When reviewing traceplots of a model with some convergence issues, I noticed one of the chains started its warmup in an area of the parameter space well away from the other 3 chains. It also got ‘stuck’ there, whilst the other 3 chains began their fuzzy caterpillar and apparent effective sampling.

I noticed that the area where the rogue chain began was an area that would have had a very low likelihood according to the prior. I was originally under the impression that the prior would influence the initial value but after seeing this and also what’s written in the manual (which suggests default is uniform(-2,2)), I now realise this may not be the case.

Are initial values prior agnostic? Do strong priors however help chains ‘recover’ from beginning in areas well away from the likely parameter space?

I feel like manually setting initial values is an ugly hack around this issue, and that instead I should be re-parametising my model to have likely coefficient values in the range of uniform(-2,2) but maybe not.

The initial values are only influenced by the hard constraints and not the priors. The uniform(2,2) works on the unconstrained scale. You can make the uniform narrower in ‘rstan’ with ‘init_r = ‘

In my experience, convergence issues are rarely fixed by changing initial values (though this happens, measurement error models would be an example of such a case). I’d suggest checking whether the place your chain got stuck isn’t a second local maximum of your posterior and if so, try to reparametrize to have only one posterior mode. Even relatively strong priors may not wipe out a second mode (local maximum) so getting rid of the second mode by tightening priors might require to make your priors stronger than is defensible.
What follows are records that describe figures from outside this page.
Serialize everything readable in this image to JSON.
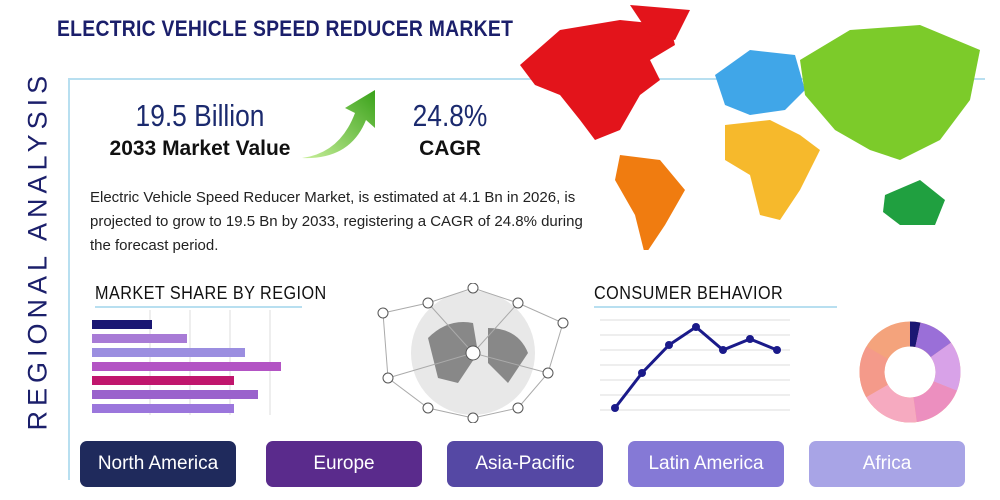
{
  "header": {
    "title": "ELECTRIC VEHICLE SPEED REDUCER MARKET",
    "side_label": "REGIONAL ANALYSIS"
  },
  "stats": [
    {
      "value": "19.5 Billion",
      "label": "2033 Market Value"
    },
    {
      "value": "24.8%",
      "label": "CAGR"
    }
  ],
  "description": "Electric Vehicle Speed Reducer Market, is estimated at 4.1 Bn in 2026, is projected to grow to 19.5 Bn by 2033, registering a CAGR of 24.8% during the forecast period.",
  "sections": [
    "MARKET SHARE BY REGION",
    "CONSUMER BEHAVIOR"
  ],
  "regions": [
    "North America",
    "Europe",
    "Asia-Pacific",
    "Latin America",
    "Africa"
  ]
}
Yes, initial values are always prior agnostic and are uniform(2,2) on the unconstrained scale of the parameter as @stijn mentioned. Like you said you experienced, it’s possible that if you don’t supply initial values you can start in an area with very low prior likelihood. For example, if I have a parameter that represents the weight of a person in grams and the prior is Normal(70,000, 10,000), then the default initial values will clearly be in an area of log-probability. The prior helps Stan’s sampler get to where there’s higher log-probability by changing the gradient to take you in the right direction, but sometimes you can get stuck in a spurious mode like you said, or as I experience in ODE land you’ll be in an area of parameter space where your ODEs can’t even evaluate properly. For that reason, I would recommend supplying initial values if you have an idea of what they should be.
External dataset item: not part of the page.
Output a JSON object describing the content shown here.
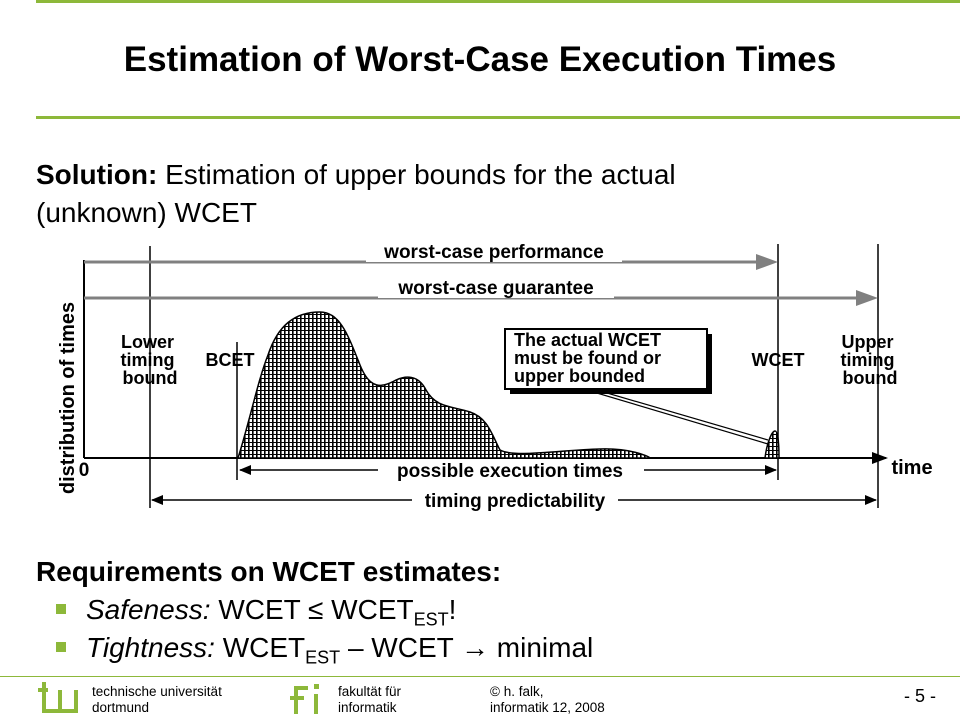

Also, if you know that parameter values in that spurious mode shouldn’t be possible, then you can adjust your priors to put even less or zero mass there.

You can make this less hacky by drawing initial, random values from the priors. You have to do this outside Stan. Like @arya and @martinmodrak indicate, a lot will depend on the parameter space that you are working in. If smallish variation in the parameters can have a big effect on the likelihood (power functions, hierarchical sds, ODE land) it can be better to supply your own initial values or start narrower in the automatically provided ones. If it’s really a convergence problem, than maybe your model is weakly identified, not optimally parameterized, or your data are less informative than you might think. This would require an investigation of your model.

I vaguely remember a blog post from either @Bob_Carpenter or @andrewgelman where they were talking about making it so Stan automatically draws the initial values from the priors specified in the model. I don’t remember if it was a thought or an actual feature that’s being worked on. I figure it might be kind of hard to do because somehow Stan would have to detect what part of the model is the prior.

Thanks to everyone that’s posted, your discussion has been really helpful.

I definitely notice that setting stronger priors helps the sampler move away from areas of lower expected log probability and into areas of fuzzy caterpillar and convergence. However, as @martinmodrak warns, I also worry I’m distracting the sampler away from possible alternative posterior modes.

I’ll keep experimenting and try to find the right balance.

Strictly speaking, you can’t tell Stan to draw from the priors, because a Stan program doesn’t know anything about priors; all it does is construct the objective function or log-posterior.

With the new Stan in which you can write declrattions such as:

vector[N] theta ~ normal(0, 1);

There, I guess one could consider the model statements that are attached to declarations as the “prior” for the purpose of drawing inits.

This sort of thing actually comes up a lot, especially in model building where we want to start by setting a parameter to a fixed value and then relaxing it. For example, the model is not converging well, so we set some parameters to fixed values. We set alpha to the value 27.0. Then we decide to relax alpha; we give it a normal(27, 1) prior. With current Stan this can be a disaster because “27” is so far from the default starting values. So when putting this into Stan we either need to specify the starting values (which is awkward because the starting values are part of the call to Stan, not part of the Stan program itself) or else we need to do some clumsy reparameterization, e.g.,

theta_0 = 27; // or input theta_0 as data

real e_theta ~ normal(0,1);

theta = theta_0 + e_theta;

Instead, it would be good to allow theta to have some scaling in its declaration? Or, to step back a moment, it would be good to have some mechanism for letting a parameter relax from a fixed value, without either needing hard-coded inits (as that’s redundant with the model) or an awkward reparameterization.